At the Tioga Road the trail is indistinct. We cross the bridge and follow up the east bank of Yosemite Creek on the main road until the blazes are sighted. The first third of a mile is easily traversed, but the following one and a quarter miles are rough. About three miles above the bridge is a meadow with abundant pasturage. This is a good campsite and fishing is fair upstream. In the next three miles the trail gradually ascends to an elevation of 9200 feet, leaving Yosemite Creek and passing over the flat divide into the Tuolumne River drainage. At the summit one can leave the trail and walk southeast 1.5 miles to Grant Lakes (Alt. 9500). These are two beautiful mountain lakes, the upper one being in a rugged cirque with sheer walls rising above at the east. Both were stocked in 1917 with rainbow and eastern brook trout.

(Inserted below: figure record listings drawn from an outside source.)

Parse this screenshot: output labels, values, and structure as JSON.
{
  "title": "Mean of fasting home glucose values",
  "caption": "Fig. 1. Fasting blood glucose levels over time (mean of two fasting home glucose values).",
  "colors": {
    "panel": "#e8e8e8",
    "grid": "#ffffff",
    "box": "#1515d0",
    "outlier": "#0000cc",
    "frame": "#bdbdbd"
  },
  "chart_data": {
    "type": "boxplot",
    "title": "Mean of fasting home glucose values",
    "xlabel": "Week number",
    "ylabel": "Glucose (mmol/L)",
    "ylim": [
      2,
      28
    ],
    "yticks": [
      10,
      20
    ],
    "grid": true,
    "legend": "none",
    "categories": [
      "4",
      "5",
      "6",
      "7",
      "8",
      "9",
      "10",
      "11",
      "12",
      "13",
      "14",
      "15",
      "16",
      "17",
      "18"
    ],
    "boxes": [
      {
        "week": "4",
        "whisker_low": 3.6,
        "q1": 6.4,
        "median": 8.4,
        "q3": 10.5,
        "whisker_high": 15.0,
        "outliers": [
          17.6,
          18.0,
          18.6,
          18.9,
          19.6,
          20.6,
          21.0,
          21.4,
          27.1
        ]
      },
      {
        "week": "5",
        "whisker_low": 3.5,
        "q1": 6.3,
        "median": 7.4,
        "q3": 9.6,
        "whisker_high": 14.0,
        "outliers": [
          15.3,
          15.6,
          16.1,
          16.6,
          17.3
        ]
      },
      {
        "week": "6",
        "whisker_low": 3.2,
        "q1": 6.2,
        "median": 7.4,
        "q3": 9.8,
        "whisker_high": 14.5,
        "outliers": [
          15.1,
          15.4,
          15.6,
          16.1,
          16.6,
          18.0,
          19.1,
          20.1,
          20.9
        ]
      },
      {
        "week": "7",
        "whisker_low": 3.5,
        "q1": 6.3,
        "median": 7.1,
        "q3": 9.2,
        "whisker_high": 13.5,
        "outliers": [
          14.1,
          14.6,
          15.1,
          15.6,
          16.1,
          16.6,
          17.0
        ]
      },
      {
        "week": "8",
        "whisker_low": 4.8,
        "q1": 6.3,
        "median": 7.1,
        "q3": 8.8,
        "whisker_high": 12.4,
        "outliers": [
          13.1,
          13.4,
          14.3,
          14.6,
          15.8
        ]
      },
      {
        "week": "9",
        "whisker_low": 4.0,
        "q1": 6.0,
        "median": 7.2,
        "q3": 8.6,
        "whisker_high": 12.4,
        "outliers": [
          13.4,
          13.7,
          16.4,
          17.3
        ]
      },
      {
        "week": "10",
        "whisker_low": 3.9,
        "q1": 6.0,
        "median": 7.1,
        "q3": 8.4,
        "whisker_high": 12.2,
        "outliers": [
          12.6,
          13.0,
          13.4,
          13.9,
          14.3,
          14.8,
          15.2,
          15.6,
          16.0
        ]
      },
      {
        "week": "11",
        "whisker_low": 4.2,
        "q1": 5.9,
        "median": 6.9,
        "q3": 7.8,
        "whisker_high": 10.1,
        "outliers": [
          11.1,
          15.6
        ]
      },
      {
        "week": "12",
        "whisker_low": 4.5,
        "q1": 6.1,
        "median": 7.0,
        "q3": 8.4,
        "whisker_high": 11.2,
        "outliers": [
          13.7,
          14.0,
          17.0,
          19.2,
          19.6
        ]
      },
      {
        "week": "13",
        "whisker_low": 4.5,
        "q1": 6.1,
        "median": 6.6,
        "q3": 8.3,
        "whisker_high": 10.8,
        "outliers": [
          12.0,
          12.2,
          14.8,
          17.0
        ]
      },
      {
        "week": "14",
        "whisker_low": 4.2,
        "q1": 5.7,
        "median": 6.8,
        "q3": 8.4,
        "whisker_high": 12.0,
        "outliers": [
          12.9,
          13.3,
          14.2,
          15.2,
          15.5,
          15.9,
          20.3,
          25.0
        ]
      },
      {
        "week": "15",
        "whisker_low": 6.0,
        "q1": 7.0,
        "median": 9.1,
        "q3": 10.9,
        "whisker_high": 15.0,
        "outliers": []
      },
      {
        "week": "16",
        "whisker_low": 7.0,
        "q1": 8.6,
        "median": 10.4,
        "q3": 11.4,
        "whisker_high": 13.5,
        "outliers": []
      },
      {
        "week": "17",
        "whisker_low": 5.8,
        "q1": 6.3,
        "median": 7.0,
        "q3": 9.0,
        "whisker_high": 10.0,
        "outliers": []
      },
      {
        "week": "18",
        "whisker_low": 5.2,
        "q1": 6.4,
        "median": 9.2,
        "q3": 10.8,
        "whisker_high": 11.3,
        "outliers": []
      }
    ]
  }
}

The Ten Lakes Trail continues north over the tableland and descends 600 feet by switchbacks into the Ten Lakes Basin (Alt. about 9400), seven miles from the Tioga Road. Here are many ideal camp sites and good forage except early in the season. The lakes were stocked with eastern brook trout in 1908, 1913, 1915 and 1918 with Loch Leven in 1908, and with steelhead in 1918. Fishing is reported excellent. A walk of one and a half miles due north takes us without climbing to the summit of Grand Mountain (Alt. 9350), from which is obtained a most impressive view of the Grand Canyon of the Tuolumne and Muir Gorge just below. A still finer and more comprehensive panorama may be had from the summit of Colby Mountain (Alt. 9700) on the canyon rim 2.5 miles northeast from Ten Lakes. For this short side trip one should leave the trail just before its descent into the basin and follow northward on the ridge that juts out into the main Tuolumne Canyon.